Banc of America Securities LLC (BAS), was an investment banking subsidiary of Bank of America until it was merged with Merrill Lynch after that firm’s acquisition in 2008 to become Bank of America Merrill Lynch. Headquartered in San Francisco, the company competed in both the domestic and international equity and investment banking markets.
The company was a registered broker-dealer with the United States Securities and Exchange Commission (SEC) and was a member of the New York Stock Exchange and the National Association of Securities Dealers. The use of “Banc” in the BAS’s name was indicative of the fact that the company was not a bank, and its deposits and other holdings were not insured by the Federal Deposit Insurance Corporation.
During its years of operation its strongest investment banking groups included high-yield debt underwriting and Leveraged Finance, in addition to industry coverage groups such as Healthcare, Consumer & Retail, Global Industries, Media & Telecom, Financial Institutions, Real Estate and Gaming. BAS also did a significant amount of work for Financial Sponsors, or private equity firms, often financing leveraged transactions. On the product side, the firm employed M&A senior bankers throughout the industry coverage groups. BAS also had a stand-alone Mergers & Acquisitions Group, consisting of bankers that transact M&A deals across all industries, as well as a Transaction Development Group, which aimed to identify and market transaction opportunities.

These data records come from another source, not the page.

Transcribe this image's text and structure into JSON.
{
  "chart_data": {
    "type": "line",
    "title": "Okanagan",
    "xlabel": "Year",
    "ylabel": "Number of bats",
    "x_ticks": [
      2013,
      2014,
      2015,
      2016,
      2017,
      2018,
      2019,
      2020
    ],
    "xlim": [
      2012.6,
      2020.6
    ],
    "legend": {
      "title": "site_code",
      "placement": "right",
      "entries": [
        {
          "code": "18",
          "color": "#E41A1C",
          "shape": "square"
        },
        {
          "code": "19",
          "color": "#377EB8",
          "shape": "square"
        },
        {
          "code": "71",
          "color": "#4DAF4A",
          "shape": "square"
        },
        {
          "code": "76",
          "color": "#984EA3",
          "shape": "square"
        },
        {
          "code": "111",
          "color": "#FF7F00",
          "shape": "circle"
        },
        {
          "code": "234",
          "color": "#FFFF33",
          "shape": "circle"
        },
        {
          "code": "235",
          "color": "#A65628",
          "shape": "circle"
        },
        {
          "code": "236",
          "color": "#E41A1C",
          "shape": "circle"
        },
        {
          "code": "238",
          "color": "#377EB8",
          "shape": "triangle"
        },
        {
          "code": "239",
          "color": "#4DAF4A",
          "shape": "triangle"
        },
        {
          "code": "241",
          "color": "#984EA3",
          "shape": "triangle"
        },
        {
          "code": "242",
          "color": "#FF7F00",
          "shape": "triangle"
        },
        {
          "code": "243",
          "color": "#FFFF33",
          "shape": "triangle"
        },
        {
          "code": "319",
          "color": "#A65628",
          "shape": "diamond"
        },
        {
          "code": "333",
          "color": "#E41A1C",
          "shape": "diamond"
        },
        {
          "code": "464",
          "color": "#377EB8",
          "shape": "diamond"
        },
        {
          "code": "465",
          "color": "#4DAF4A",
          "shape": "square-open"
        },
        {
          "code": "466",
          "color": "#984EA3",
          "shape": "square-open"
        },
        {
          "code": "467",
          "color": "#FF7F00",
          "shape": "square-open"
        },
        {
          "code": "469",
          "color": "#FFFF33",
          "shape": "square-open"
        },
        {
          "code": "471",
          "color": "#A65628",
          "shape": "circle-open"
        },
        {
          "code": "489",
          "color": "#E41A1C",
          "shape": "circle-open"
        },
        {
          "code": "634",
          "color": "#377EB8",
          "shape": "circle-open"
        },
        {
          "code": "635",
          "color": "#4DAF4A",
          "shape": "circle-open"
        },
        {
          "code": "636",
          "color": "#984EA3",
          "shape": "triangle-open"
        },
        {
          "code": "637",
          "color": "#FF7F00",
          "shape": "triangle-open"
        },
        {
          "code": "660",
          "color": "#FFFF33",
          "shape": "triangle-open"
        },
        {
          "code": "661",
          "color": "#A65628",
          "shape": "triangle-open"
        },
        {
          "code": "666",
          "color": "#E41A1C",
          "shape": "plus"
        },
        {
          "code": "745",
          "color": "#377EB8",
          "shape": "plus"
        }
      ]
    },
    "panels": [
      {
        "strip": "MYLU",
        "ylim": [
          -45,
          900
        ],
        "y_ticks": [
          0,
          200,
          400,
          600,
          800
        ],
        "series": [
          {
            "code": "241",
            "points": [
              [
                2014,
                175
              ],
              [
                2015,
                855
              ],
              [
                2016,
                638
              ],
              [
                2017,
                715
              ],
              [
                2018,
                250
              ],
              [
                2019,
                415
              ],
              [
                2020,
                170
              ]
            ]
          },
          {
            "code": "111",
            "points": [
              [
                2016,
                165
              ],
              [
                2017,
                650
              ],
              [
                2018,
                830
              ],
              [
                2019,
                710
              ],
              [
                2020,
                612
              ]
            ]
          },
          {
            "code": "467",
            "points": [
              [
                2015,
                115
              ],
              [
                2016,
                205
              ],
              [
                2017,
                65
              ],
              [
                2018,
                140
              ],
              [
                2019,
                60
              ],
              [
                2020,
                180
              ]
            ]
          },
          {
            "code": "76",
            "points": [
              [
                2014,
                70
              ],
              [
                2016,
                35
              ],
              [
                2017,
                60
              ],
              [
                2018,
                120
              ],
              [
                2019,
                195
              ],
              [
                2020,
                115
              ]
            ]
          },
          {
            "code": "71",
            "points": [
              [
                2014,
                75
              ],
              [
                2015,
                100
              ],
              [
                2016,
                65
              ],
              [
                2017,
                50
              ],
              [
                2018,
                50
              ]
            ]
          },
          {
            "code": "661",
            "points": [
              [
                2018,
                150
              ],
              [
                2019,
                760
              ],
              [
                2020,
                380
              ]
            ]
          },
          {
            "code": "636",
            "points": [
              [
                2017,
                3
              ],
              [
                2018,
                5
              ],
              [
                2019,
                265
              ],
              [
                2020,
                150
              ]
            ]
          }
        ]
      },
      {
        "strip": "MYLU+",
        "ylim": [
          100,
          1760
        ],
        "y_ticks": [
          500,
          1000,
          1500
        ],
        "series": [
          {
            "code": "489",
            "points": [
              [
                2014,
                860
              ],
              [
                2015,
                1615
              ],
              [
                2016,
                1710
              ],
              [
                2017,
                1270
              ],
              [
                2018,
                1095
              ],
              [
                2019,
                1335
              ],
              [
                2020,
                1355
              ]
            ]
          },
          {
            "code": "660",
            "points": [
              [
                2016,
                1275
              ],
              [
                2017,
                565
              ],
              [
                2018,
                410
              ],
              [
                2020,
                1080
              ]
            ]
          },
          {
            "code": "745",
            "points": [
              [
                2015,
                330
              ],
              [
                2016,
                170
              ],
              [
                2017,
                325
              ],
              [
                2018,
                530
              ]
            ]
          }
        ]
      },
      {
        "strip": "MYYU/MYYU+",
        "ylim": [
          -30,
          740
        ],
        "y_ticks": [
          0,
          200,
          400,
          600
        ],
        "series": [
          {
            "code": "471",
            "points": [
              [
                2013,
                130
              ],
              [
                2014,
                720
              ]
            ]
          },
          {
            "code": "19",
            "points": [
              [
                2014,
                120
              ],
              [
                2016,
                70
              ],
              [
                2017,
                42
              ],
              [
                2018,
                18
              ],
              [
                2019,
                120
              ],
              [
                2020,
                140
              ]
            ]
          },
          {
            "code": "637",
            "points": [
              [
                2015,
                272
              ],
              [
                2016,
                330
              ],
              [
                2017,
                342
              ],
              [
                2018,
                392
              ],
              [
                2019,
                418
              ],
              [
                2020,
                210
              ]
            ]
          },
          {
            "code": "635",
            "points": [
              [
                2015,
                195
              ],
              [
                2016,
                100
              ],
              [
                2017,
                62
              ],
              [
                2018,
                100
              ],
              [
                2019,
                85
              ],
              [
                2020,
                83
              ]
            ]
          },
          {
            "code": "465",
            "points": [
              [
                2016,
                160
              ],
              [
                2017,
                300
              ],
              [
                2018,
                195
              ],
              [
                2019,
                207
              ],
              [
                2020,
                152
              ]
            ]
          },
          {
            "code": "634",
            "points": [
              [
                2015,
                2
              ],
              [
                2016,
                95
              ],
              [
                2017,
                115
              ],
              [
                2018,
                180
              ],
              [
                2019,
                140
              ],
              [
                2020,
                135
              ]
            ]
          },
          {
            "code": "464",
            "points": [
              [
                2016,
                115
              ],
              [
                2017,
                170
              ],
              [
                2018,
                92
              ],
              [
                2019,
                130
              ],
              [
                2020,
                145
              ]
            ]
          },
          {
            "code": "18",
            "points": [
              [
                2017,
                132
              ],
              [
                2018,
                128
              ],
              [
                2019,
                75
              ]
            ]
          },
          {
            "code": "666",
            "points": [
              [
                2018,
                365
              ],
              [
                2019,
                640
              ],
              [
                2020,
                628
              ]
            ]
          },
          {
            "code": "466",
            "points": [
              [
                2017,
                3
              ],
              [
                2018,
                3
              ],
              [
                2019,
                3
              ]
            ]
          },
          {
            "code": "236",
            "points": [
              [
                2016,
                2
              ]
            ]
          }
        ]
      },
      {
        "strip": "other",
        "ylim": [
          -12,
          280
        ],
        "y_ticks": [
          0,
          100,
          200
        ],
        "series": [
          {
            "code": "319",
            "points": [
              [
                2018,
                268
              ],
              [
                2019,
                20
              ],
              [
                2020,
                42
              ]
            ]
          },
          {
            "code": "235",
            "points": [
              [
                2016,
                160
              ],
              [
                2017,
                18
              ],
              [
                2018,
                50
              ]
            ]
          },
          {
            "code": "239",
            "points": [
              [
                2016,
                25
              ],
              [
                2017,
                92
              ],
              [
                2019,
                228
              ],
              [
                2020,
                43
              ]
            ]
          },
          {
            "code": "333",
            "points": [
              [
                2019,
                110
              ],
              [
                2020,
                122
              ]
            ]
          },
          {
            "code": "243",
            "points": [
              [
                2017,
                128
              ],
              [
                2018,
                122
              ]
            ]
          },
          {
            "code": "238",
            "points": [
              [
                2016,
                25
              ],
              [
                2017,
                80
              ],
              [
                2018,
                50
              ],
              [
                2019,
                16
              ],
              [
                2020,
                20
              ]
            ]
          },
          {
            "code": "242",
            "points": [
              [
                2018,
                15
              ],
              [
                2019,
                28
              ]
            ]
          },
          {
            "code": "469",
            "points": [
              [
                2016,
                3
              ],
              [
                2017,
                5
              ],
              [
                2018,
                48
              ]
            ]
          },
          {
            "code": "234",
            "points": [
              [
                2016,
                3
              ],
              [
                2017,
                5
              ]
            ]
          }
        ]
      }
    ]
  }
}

On October 3, 2008, Bank of America announced that John Thain would lead the combined Bank of America/Merrill Lynch Global Corporate and Investment Banking enterprise. Thain was forced out by Bank of America Chairman Kenneth D. Lewis on January 22, 2009, because of the colossal losses visited on B of A due to its acquisition of Merrill Lynch. With Thain’s departure, Brian Moynihan became president of Global Banking and Global Wealth and Investment Management.